I think that realization still holds power today. Why are we in a system that exploits and harms people based on the hue of their skin or the size of their bank account? We’ve simply grown accustomed to it. We’ve grown accustomed to what is wrong. Even if we ourselves were not directly involved, we’ve grown complacent for far too long, because we live in a culture which accumstoms us to accept what is wrong. It is very tricky how this happens. Most of us don’t go around saying that racism or exploitation of the poor is right. Over the decades many of us have found rationales that perpetuate being accustomed to wrong. We may say well that is one issue of many, and I have other issues that are in need of my attention right now.

We may say well it seems that the evolution of our species has always been built around tribalism, warfare, and the abuse of those with access to resources, so what can we do  to thwart nature’s way?  We have grown far too adept at avoiding that which is now unavoidable.

I’m deeply inspired by our Unitarian ancestor Frances Ellen Watkins Harper. She was an incredibly popular writer during the abolition movement leading up to the Civil War, and after the war, the suffragette movement.

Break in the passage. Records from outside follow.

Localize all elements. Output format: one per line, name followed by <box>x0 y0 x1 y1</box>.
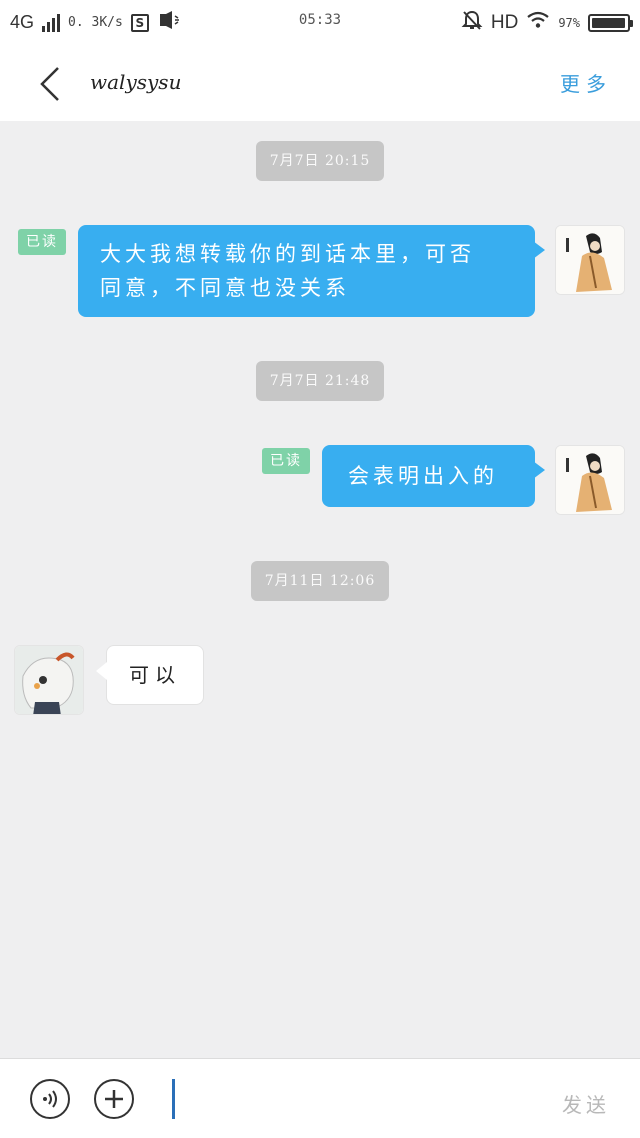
hd-indicator: HD <box>490 11 519 33</box>
avatar[interactable] <box>555 225 625 295</box>
avatar[interactable] <box>555 445 625 515</box>
battery-icon <box>588 13 633 32</box>
add-button[interactable] <box>94 1079 134 1119</box>
voice-icon <box>43 1090 57 1108</box>
alarm-off-icon <box>461 9 483 36</box>
page-title: walysysu <box>90 70 182 94</box>
read-receipt-badge: 已读 <box>18 229 66 255</box>
timestamp-label: 7月11日 12:06 <box>250 561 390 601</box>
status-right: HD 97% <box>461 9 633 36</box>
battery-fill <box>592 17 625 28</box>
send-button[interactable]: 发送 <box>562 1089 610 1118</box>
read-receipt-badge: 已读 <box>262 448 310 474</box>
timestamp-label: 7月7日 21:48 <box>255 361 385 401</box>
message-text-line: 同意，不同意也没关系 <box>100 276 350 300</box>
contact-avatar-image <box>15 646 83 714</box>
battery-percent: 97% <box>558 15 580 30</box>
timestamp: 7月11日 12:06 <box>0 561 640 601</box>
voice-button[interactable] <box>30 1079 70 1119</box>
outgoing-message[interactable]: 会表明出入的 <box>322 445 545 507</box>
user-avatar-image <box>556 226 624 294</box>
timestamp: 7月7日 20:15 <box>0 141 640 181</box>
input-bar: 发送 <box>0 1058 640 1138</box>
more-button[interactable]: 更多 <box>560 68 612 97</box>
timestamp: 7月7日 21:48 <box>0 361 640 401</box>
chat-area[interactable]: 7月7日 20:15 已读 大大我想转载你的到话本里，可否 同意，不同意也没关系… <box>0 121 640 1058</box>
text-input-cursor[interactable] <box>172 1079 175 1119</box>
chevron-left-icon <box>40 67 59 101</box>
outgoing-message[interactable]: 大大我想转载你的到话本里，可否 同意，不同意也没关系 <box>78 225 545 317</box>
user-avatar-image <box>556 446 624 514</box>
status-bar: 4G 0. 3K/s S 05:33 HD 97% <box>0 0 640 44</box>
avatar[interactable] <box>14 645 84 715</box>
timestamp-label: 7月7日 20:15 <box>255 141 385 181</box>
back-button[interactable] <box>28 62 72 106</box>
wifi-icon <box>526 11 550 34</box>
chat-header: walysysu 更多 <box>0 44 640 121</box>
incoming-message[interactable]: 可以 <box>96 645 204 705</box>
message-text: 可以 <box>129 663 181 687</box>
plus-icon <box>105 1090 123 1108</box>
message-text: 会表明出入的 <box>348 464 498 488</box>
message-text-line: 大大我想转载你的到话本里，可否 <box>100 242 475 266</box>
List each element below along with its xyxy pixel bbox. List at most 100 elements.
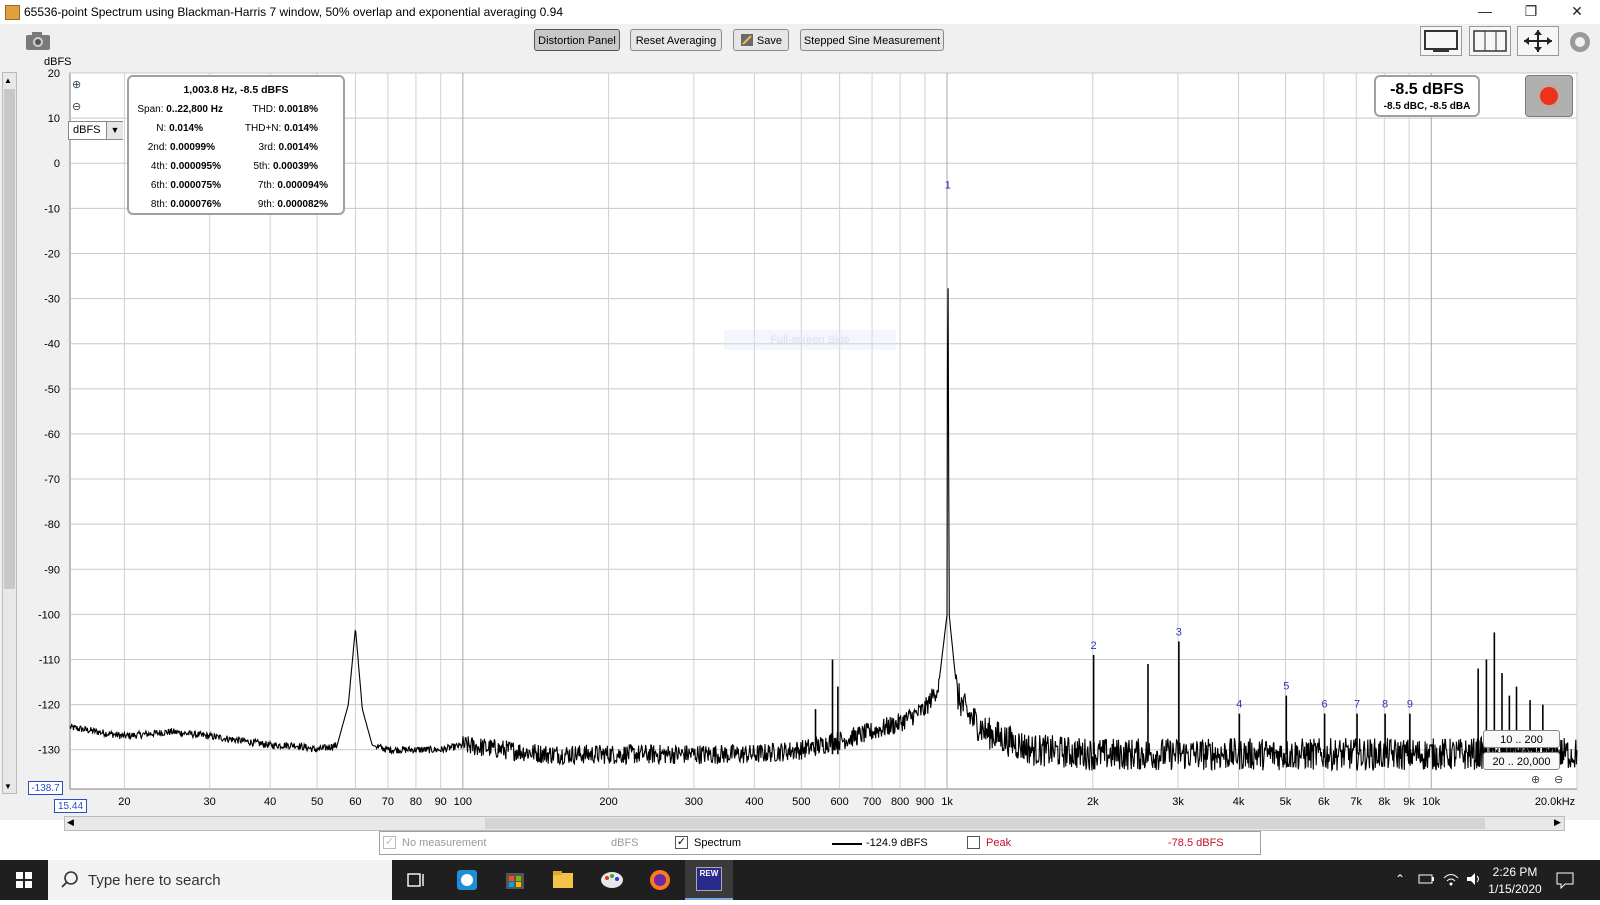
x-tick-label: 2k	[1087, 796, 1099, 808]
harmonic-marker: 2	[1091, 640, 1097, 652]
harmonic-marker: 7	[1354, 699, 1360, 711]
record-icon	[1540, 87, 1558, 105]
peak-value: -78.5 dBFS	[1168, 837, 1224, 849]
h6-value: 0.000075%	[170, 180, 221, 191]
x-tick-label: 200	[599, 796, 617, 808]
y-tick-label: -50	[44, 384, 60, 396]
x-tick-label: 20.0kHz	[1535, 796, 1575, 808]
level-meter: -8.5 dBFS -8.5 dBC, -8.5 dBA	[1374, 75, 1480, 117]
firefox-icon[interactable]	[636, 860, 684, 900]
h5-label: 5th:	[253, 161, 271, 172]
y-unit-label: dBFS	[44, 56, 72, 68]
distortion-info-box: 1,003.8 Hz, -8.5 dBFS Span: 0..22,800 Hz…	[127, 75, 345, 215]
taskbar: Type here to search REW ⌃ 2:26 PM 1/15/2…	[0, 860, 1600, 900]
y-tick-label: -100	[38, 609, 60, 621]
file-explorer-icon[interactable]	[539, 860, 587, 900]
zoom-in-y-icon[interactable]: ⊕	[72, 78, 86, 92]
wifi-icon[interactable]	[1442, 871, 1460, 892]
notification-icon[interactable]	[1555, 871, 1575, 894]
x-tick-label: 10k	[1422, 796, 1440, 808]
harmonic-marker: 6	[1322, 699, 1328, 711]
y-tick-label: 20	[48, 68, 60, 80]
skype-icon[interactable]	[443, 860, 491, 900]
thd-label: THD:	[252, 104, 276, 115]
x-tick-label: 600	[830, 796, 848, 808]
legend-bar: ✓ No measurement dBFS ✓ Spectrum -124.9 …	[379, 831, 1261, 855]
y-min-value[interactable]: -138.7	[28, 781, 63, 795]
x-tick-label: 5k	[1280, 796, 1292, 808]
thd-value: 0.0018%	[278, 104, 318, 115]
start-button[interactable]	[0, 860, 48, 900]
store-icon[interactable]	[491, 860, 539, 900]
distortion-header: 1,003.8 Hz, -8.5 dBFS	[183, 84, 289, 96]
h2-label: 2nd:	[147, 142, 168, 153]
clock-date[interactable]: 1/15/2020	[1480, 882, 1550, 896]
h6-label: 6th:	[150, 180, 168, 191]
x-tick-label: 700	[863, 796, 881, 808]
span-label: Span:	[137, 104, 164, 115]
thdn-value: 0.014%	[284, 123, 318, 134]
h3-value: 0.0014%	[278, 142, 318, 153]
x-tick-label: 100	[454, 796, 472, 808]
span-value: 0..22,800 Hz	[166, 104, 223, 115]
spectrum-label: Spectrum	[694, 837, 742, 849]
y-tick-label: -70	[44, 474, 60, 486]
range-10-200-button[interactable]: 10 .. 200	[1483, 730, 1560, 748]
task-view-icon[interactable]	[392, 860, 440, 900]
no-measurement-unit: dBFS	[611, 837, 639, 849]
x-tick-label: 80	[410, 796, 422, 808]
battery-icon[interactable]	[1418, 872, 1436, 891]
harmonic-marker: 1	[945, 180, 951, 192]
y-tick-label: -80	[44, 519, 60, 531]
zoom-out-y-icon[interactable]: ⊖	[72, 100, 86, 114]
h8-label: 8th:	[150, 199, 168, 210]
x-tick-label: 500	[792, 796, 810, 808]
x-tick-label: 300	[685, 796, 703, 808]
spectrum-checkbox[interactable]: ✓	[675, 836, 688, 849]
x-min-value[interactable]: 15.44	[54, 799, 87, 813]
x-tick-label: 30	[204, 796, 216, 808]
watermark-text: Full-screen Side	[724, 330, 896, 350]
harmonic-marker: 9	[1407, 699, 1413, 711]
x-tick-label: 900	[916, 796, 934, 808]
paint-icon[interactable]	[588, 860, 636, 900]
record-button[interactable]	[1525, 75, 1573, 117]
h7-label: 7th:	[257, 180, 275, 191]
rew-app-icon[interactable]: REW	[685, 860, 733, 900]
peak-checkbox[interactable]	[967, 836, 980, 849]
peak-label: Peak	[986, 837, 1012, 849]
y-tick-label: -10	[44, 203, 60, 215]
h5-value: 0.00039%	[272, 161, 318, 172]
x-tick-label: 40	[264, 796, 276, 808]
x-tick-label: 50	[311, 796, 323, 808]
x-tick-label: 1k	[941, 796, 953, 808]
chevron-up-icon[interactable]: ⌃	[1395, 872, 1405, 886]
h7-value: 0.000094%	[277, 180, 328, 191]
h9-label: 9th:	[257, 199, 275, 210]
noise-label: N:	[156, 123, 167, 134]
h3-label: 3rd:	[258, 142, 276, 153]
x-tick-label: 20	[118, 796, 130, 808]
x-tick-label: 70	[382, 796, 394, 808]
search-icon	[60, 870, 80, 895]
y-tick-label: -110	[39, 655, 60, 667]
range-20-20000-button[interactable]: 20 .. 20,000	[1483, 752, 1560, 770]
spectrum-line-swatch	[832, 843, 862, 845]
clock-time[interactable]: 2:26 PM	[1480, 865, 1550, 879]
y-tick-label: -90	[44, 564, 60, 576]
taskbar-search-box[interactable]: Type here to search	[48, 860, 392, 900]
y-tick-label: 0	[54, 158, 60, 170]
y-tick-label: -120	[38, 700, 60, 712]
chevron-down-icon[interactable]: ▼	[106, 122, 123, 139]
x-tick-label: 4k	[1233, 796, 1245, 808]
rew-label: REW	[696, 867, 722, 891]
h4-label: 4th:	[150, 161, 168, 172]
harmonic-marker: 5	[1283, 681, 1289, 693]
h9-value: 0.000082%	[277, 199, 328, 210]
zoom-out-x-icon[interactable]: ⊖	[1554, 773, 1563, 786]
x-tick-label: 90	[435, 796, 447, 808]
x-tick-label: 800	[891, 796, 909, 808]
x-tick-label: 8k	[1379, 796, 1391, 808]
no-measurement-label: No measurement	[402, 837, 487, 849]
zoom-in-x-icon[interactable]: ⊕	[1531, 773, 1540, 786]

After her death in the early 20th century her work was largely forgotten, and has now seen a resurgence of attention in the last 20 years due to Unitarians, activists, and poets, who have resurrected her work and shown her influence on their thinking. I wonder what Frances Harper would think as we face a new abolition movement. A movement that seeks to abolish racism, a justice and penal system as we know it. I don’t know what she’d think, but I do have a clear sense of what she’d do. She would engage. She would do justice, by protecting those who need protection. She would write, and she would share her perspective widely, especially with those who have become accustomed to wrong.

As we enter this new abolition, let us keep alive the memory of our fellow Unitarians like Frances Harper who were abolitionists. Let us learn from their insight that people are not inherently evil, they are just accustomed by a culture that supports the perpetuation of wrong. People are not inherently evil, but they go along with values that go unquestioned, and the values that could save us as a people are often made marginal and invisible. This is a time of reevaluating these values. This is a time when for a moment the spell is broken, and we are given insight into all the ways we have become accustomed to wrong, the ways that wrongdoing has been normalized and defended and dissuaded from challenge. But we have discovered more than accustomed wrongs. We’ve discovered rights, human rights, and though long buried in our history books and in our soil are seeking a resurgence and a new life, a new abolition that seeks to abolish all the ways we’ve become accustomed to wrong, and avoided what is right.